For decades, branders looked at consumer touchpoints using the funnel metaphor. A funnel, with its wide top and narrow bottom, was a good model for how the buying process for most products used to work. Typically, consumers began with a large array of possibilities (the top end of the funnel) and gradually pared down their choices to a small group, and finally to their purchase choice (the narrow end of the funnel).

Marketers directed most of their money to the two critical touchpoints, the top and bottom ends of the funnel. Big dollars went toward mass-market advertising, including TV commercials and print ads, in an attempt to build brand awareness on the largest scale possible.

Marketing money was also earmarked for promotions and product placement at the other end of the funnel—in stores—because in-store touchpoints are particularly powerful and can change everything. Studies show that up to 40 percent of consumers change their minds because of something they see or learn at the point of sale. The visual experience alone—the way a product looks or the presence of a prominent and intriguing display—can sway the consumer’s decision. Shoppers can also be influenced by what a salesperson says or by a great deal offered by one of the brands they are considering.

During the “funnel decades,” marketers were in control. Branding was a one-way communication from company to consumer. We call that push marketing, because the marketing message was pushed toward consumers. In the “push” era, it wasn’t easy for consumers to get comparative information or to voice their opinions directly to a manufacturer. Consumers were forced to rely on the marketing messages pushed at them in advertising, what they experienced at the point of sale, and what they heard from friends and associates.

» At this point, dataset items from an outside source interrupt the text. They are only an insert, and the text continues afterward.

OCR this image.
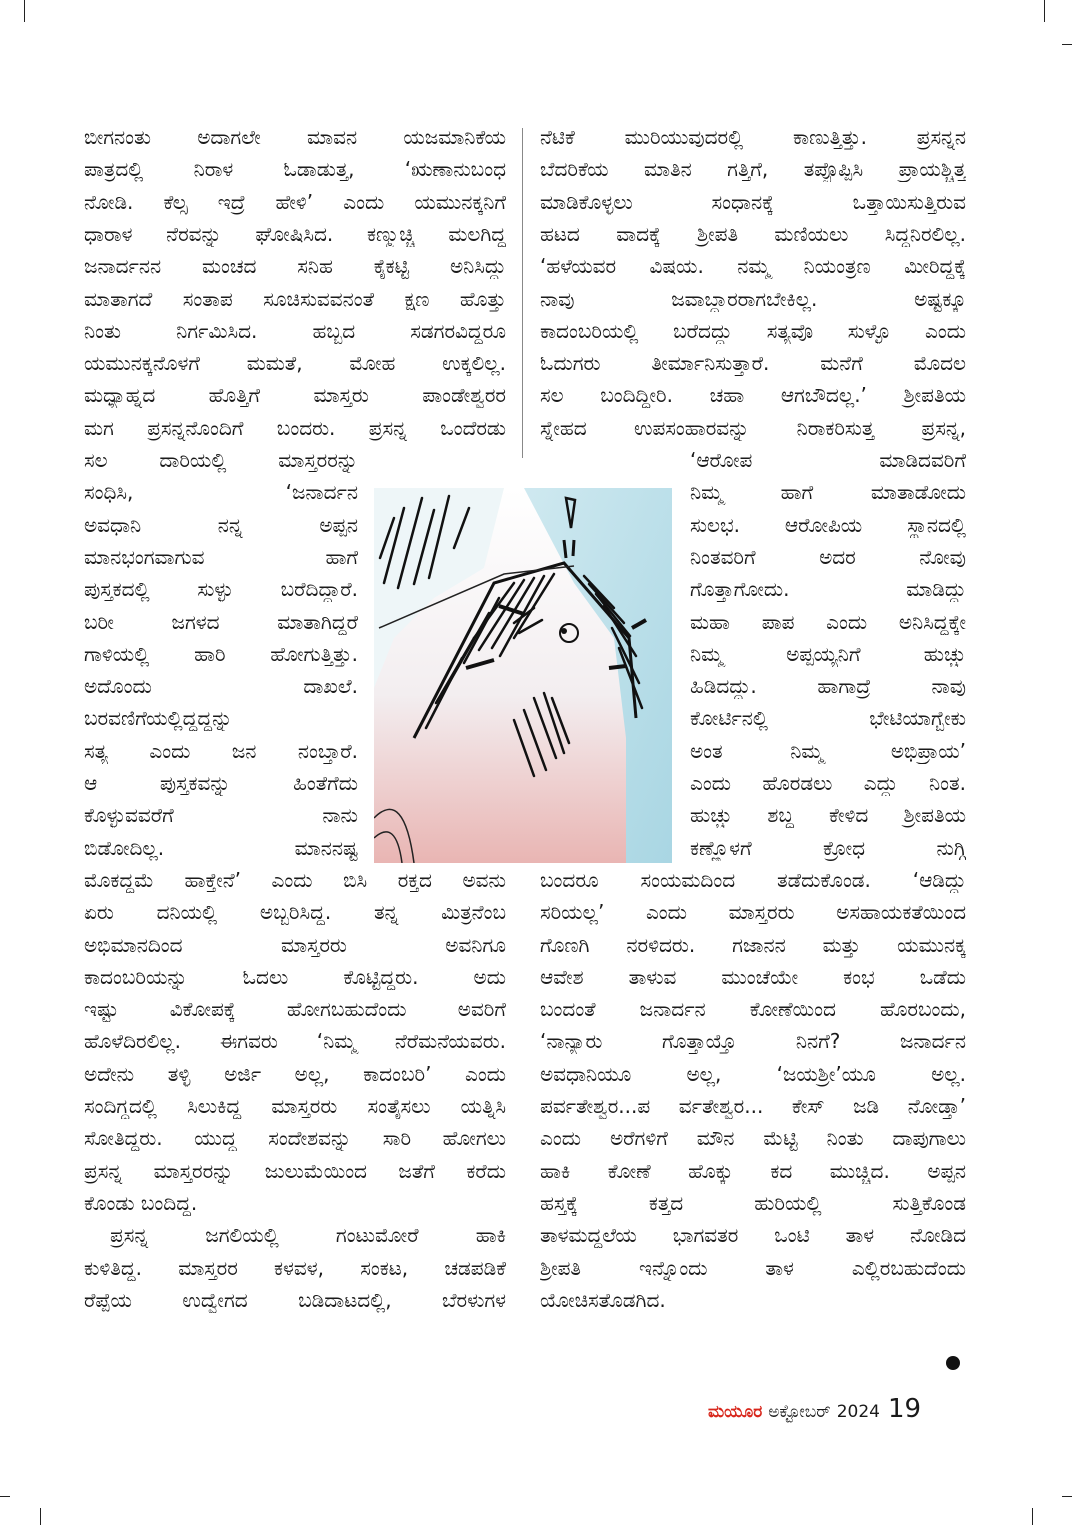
ಬೀಗನಂತು ಅದಾಗಲೇ ಮಾವನ ಯಜಮಾನಿಕೆಯ
ಪಾತ್ರದಲ್ಲಿ ನಿರಾಳ ಓಡಾಡುತ್ತ, ‘ಋಣಾನುಬಂಧ
ನೋಡಿ. ಕೆಲ್ಸ ಇದ್ರೆ ಹೇಳಿ’ ಎಂದು ಯಮುನಕ್ಕನಿಗೆ
ಧಾರಾಳ ನೆರವನ್ನು ಘೋಷಿಸಿದ. ಕಣ್ಮುಚ್ಚಿ ಮಲಗಿದ್ದ
ಜನಾರ್ದನನ ಮಂಚದ ಸನಿಹ ಕೈಕಟ್ಟಿ ಅನಿಸಿದ್ದು
ಮಾತಾಗದೆ ಸಂತಾಪ ಸೂಚಿಸುವವನಂತೆ ಕ್ಷಣ ಹೊತ್ತು
ನಿಂತು ನಿರ್ಗಮಿಸಿದ. ಹಬ್ಬದ ಸಡಗರವಿದ್ದರೂ
ಯಮುನಕ್ಕನೊಳಗೆ ಮಮತೆ, ಮೋಹ ಉಕ್ಕಲಿಲ್ಲ.
ಮಧ್ಯಾಹ್ನದ ಹೊತ್ತಿಗೆ ಮಾಸ್ತರು ಪಾಂಡೇಶ್ವರರ
ಮಗ ಪ್ರಸನ್ನನೊಂದಿಗೆ ಬಂದರು. ಪ್ರಸನ್ನ ಒಂದೆರಡು
ಸಲ ದಾರಿಯಲ್ಲಿ ಮಾಸ್ತರರನ್ನು
ಸಂಧಿಸಿ, ‘ಜನಾರ್ದನ
ಅವಧಾನಿ ನನ್ನ ಅಪ್ಪನ
ಮಾನಭಂಗವಾಗುವ ಹಾಗೆ
ಪುಸ್ತಕದಲ್ಲಿ ಸುಳ್ಳು ಬರೆದಿದ್ದಾರೆ.
ಬರೀ ಜಗಳದ ಮಾತಾಗಿದ್ದರೆ
ಗಾಳಿಯಲ್ಲಿ ಹಾರಿ ಹೋಗುತ್ತಿತ್ತು.
ಅದೊಂದು ದಾಖಲೆ.
ಬರವಣಿಗೆಯಲ್ಲಿದ್ದದ್ದನ್ನು
ಸತ್ಯ ಎಂದು ಜನ ನಂಬ್ತಾರೆ.
ಆ ಪುಸ್ತಕವನ್ನು ಹಿಂತೆಗೆದು
ಕೊಳ್ಳುವವರೆಗೆ ನಾನು
ಬಿಡೋದಿಲ್ಲ. ಮಾನನಷ್ಟ
ಮೊಕದ್ದಮೆ ಹಾಕ್ತೇನೆ’ ಎಂದು ಬಿಸಿ ರಕ್ತದ ಅವನು
ಏರು ದನಿಯಲ್ಲಿ ಅಬ್ಬರಿಸಿದ್ದ. ತನ್ನ ಮಿತ್ರನೆಂಬ
ಅಭಿಮಾನದಿಂದ ಮಾಸ್ತರರು ಅವನಿಗೂ
ಕಾದಂಬರಿಯನ್ನು ಓದಲು ಕೊಟ್ಟಿದ್ದರು. ಅದು
ಇಷ್ಟು ವಿಕೋಪಕ್ಕೆ ಹೋಗಬಹುದೆಂದು ಅವರಿಗೆ
ಹೊಳೆದಿರಲಿಲ್ಲ. ಈಗವರು ‘ನಿಮ್ಮ ನೆರೆಮನೆಯವರು.
ಅದೇನು ತಳ್ಳಿ ಅರ್ಜಿ ಅಲ್ಲ, ಕಾದಂಬರಿ’ ಎಂದು
ಸಂದಿಗ್ಧದಲ್ಲಿ ಸಿಲುಕಿದ್ದ ಮಾಸ್ತರರು ಸಂತೈಸಲು ಯತ್ನಿಸಿ
ಸೋತಿದ್ದರು. ಯುದ್ಧ ಸಂದೇಶವನ್ನು ಸಾರಿ ಹೋಗಲು
ಪ್ರಸನ್ನ ಮಾಸ್ತರರನ್ನು ಜುಲುಮೆಯಿಂದ ಜತೆಗೆ ಕರೆದು
ಕೊಂಡು ಬಂದಿದ್ದ.
ಪ್ರಸನ್ನ ಜಗಲಿಯಲ್ಲಿ ಗಂಟುಮೋರೆ ಹಾಕಿ
ಕುಳಿತಿದ್ದ. ಮಾಸ್ತರರ ಕಳವಳ, ಸಂಕಟ, ಚಡಪಡಿಕೆ
ರೆಪ್ಪೆಯ ಉದ್ವೇಗದ ಬಡಿದಾಟದಲ್ಲಿ, ಬೆರಳುಗಳ
ನೆಟಿಕೆ ಮುರಿಯುವುದರಲ್ಲಿ ಕಾಣುತ್ತಿತ್ತು. ಪ್ರಸನ್ನನ
ಬೆದರಿಕೆಯ ಮಾತಿನ ಗತ್ತಿಗೆ, ತಪ್ಪೊಪ್ಪಿಸಿ ಪ್ರಾಯಶ್ಚಿತ್ತ
ಮಾಡಿಕೊಳ್ಳಲು ಸಂಧಾನಕ್ಕೆ ಒತ್ತಾಯಿಸುತ್ತಿರುವ
ಹಟದ ವಾದಕ್ಕೆ ಶ್ರೀಪತಿ ಮಣಿಯಲು ಸಿದ್ಧನಿರಲಿಲ್ಲ.
‘ಹಳೆಯವರ ವಿಷಯ. ನಮ್ಮ ನಿಯಂತ್ರಣ ಮೀರಿದ್ದಕ್ಕೆ
ನಾವು ಜವಾಬ್ದಾರರಾಗಬೇಕಿಲ್ಲ. ಅಷ್ಟಕ್ಕೂ
ಕಾದಂಬರಿಯಲ್ಲಿ ಬರೆದದ್ದು ಸತ್ಯವೊ ಸುಳ್ಳೊ ಎಂದು
ಓದುಗರು ತೀರ್ಮಾನಿಸುತ್ತಾರೆ. ಮನೆಗೆ ಮೊದಲ
ಸಲ ಬಂದಿದ್ದೀರಿ. ಚಹಾ ಆಗಬೌದಲ್ಲ.’ ಶ್ರೀಪತಿಯ
ಸ್ನೇಹದ ಉಪಸಂಹಾರವನ್ನು ನಿರಾಕರಿಸುತ್ತ ಪ್ರಸನ್ನ,
‘ಆರೋಪ ಮಾಡಿದವರಿಗೆ
ನಿಮ್ಮ ಹಾಗೆ ಮಾತಾಡೋದು
ಸುಲಭ. ಆರೋಪಿಯ ಸ್ಥಾನದಲ್ಲಿ
ನಿಂತವರಿಗೆ ಅದರ ನೋವು
ಗೊತ್ತಾಗೋದು. ಮಾಡಿದ್ದು
ಮಹಾ ಪಾಪ ಎಂದು ಅನಿಸಿದ್ದಕ್ಕೇ
ನಿಮ್ಮ ಅಪ್ಪಯ್ಯನಿಗೆ ಹುಚ್ಚು
ಹಿಡಿದದ್ದು. ಹಾಗಾದ್ರೆ ನಾವು
ಕೋರ್ಟಿನಲ್ಲಿ ಭೇಟಿಯಾಗ್ಬೇಕು
ಅಂತ ನಿಮ್ಮ ಅಭಿಪ್ರಾಯ’
ಎಂದು ಹೊರಡಲು ಎದ್ದು ನಿಂತ.
ಹುಚ್ಚು ಶಬ್ದ ಕೇಳಿದ ಶ್ರೀಪತಿಯ
ಕಣ್ಣೊಳಗೆ ಕ್ರೋಧ ನುಗ್ಗಿ
ಬಂದರೂ ಸಂಯಮದಿಂದ ತಡೆದುಕೊಂಡ. ‘ಆಡಿದ್ದು
ಸರಿಯಲ್ಲ’ ಎಂದು ಮಾಸ್ತರರು ಅಸಹಾಯಕತೆಯಿಂದ
ಗೊಣಗಿ ನರಳಿದರು. ಗಜಾನನ ಮತ್ತು ಯಮುನಕ್ಕ
ಆವೇಶ ತಾಳುವ ಮುಂಚೆಯೇ ಕಂಭ ಒಡೆದು
ಬಂದಂತೆ ಜನಾರ್ದನ ಕೋಣೆಯಿಂದ ಹೊರಬಂದು,
‘ನಾನ್ಯಾರು ಗೊತ್ತಾಯ್ತೊ ನಿನಗೆ? ಜನಾರ್ದನ
ಅವಧಾನಿಯೂ ಅಲ್ಲ, ‘ಜಯಶ್ರೀ’ಯೂ ಅಲ್ಲ.
ಪರ್ವತೇಶ್ವರ...ಪ ರ್ವತೇಶ್ವರ... ಕೇಸ್ ಜಡಿ ನೋಡ್ತಾ’
ಎಂದು ಅರೆಗಳಿಗೆ ಮೌನ ಮೆಟ್ಟಿ ನಿಂತು ದಾಪುಗಾಲು
ಹಾಕಿ ಕೋಣೆ ಹೊಕ್ಕು ಕದ ಮುಚ್ಚಿದ. ಅಪ್ಪನ
ಹಸ್ತಕ್ಕೆ ಕತ್ತದ ಹುರಿಯಲ್ಲಿ ಸುತ್ತಿಕೊಂಡ
ತಾಳಮದ್ದಲೆಯ ಭಾಗವತರ ಒಂಟಿ ತಾಳ ನೋಡಿದ
ಶ್ರೀಪತಿ ಇನ್ನೊಂದು ತಾಳ ಎಲ್ಲಿರಬಹುದೆಂದು
ಯೋಚಿಸತೊಡಗಿದ.
ಮಯೂರ ಅಕ್ಟೋಬರ್ 2024 19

Most people had little contact with a brand after purchase, other than the experience of using the product (or an interaction with customer service if something went wrong).

All was status quo in the branding and media world until the rise of digiworld.

Listen Before They Yelp

Today, the funnel is an inaccurate metaphor for marketing. The explosion of brands and new digital channels has upended the way consumers buy products and services.

Now, there are thousands of touchpoints, and the consumer’s journey isn’t a simple one from the wide end of the funnel to the end. Rather, it’s an up-and-down, circuitous trip, as the consumer adds and subtracts brands from consideration throughout the decision-making process.9 The Internet has replaced supply and demand and command and control with a two-way engaged and collaborative style of buying.

Today, people know a lot about brands and are actively involved in the brand conversation. They feel comfortable driving the purchase process themselves. Company-driven branding has been joined (and may soon be overtaken) by consumer-driven branding, because digiworld provides people with an easy way to share their opinions and feelings about brands.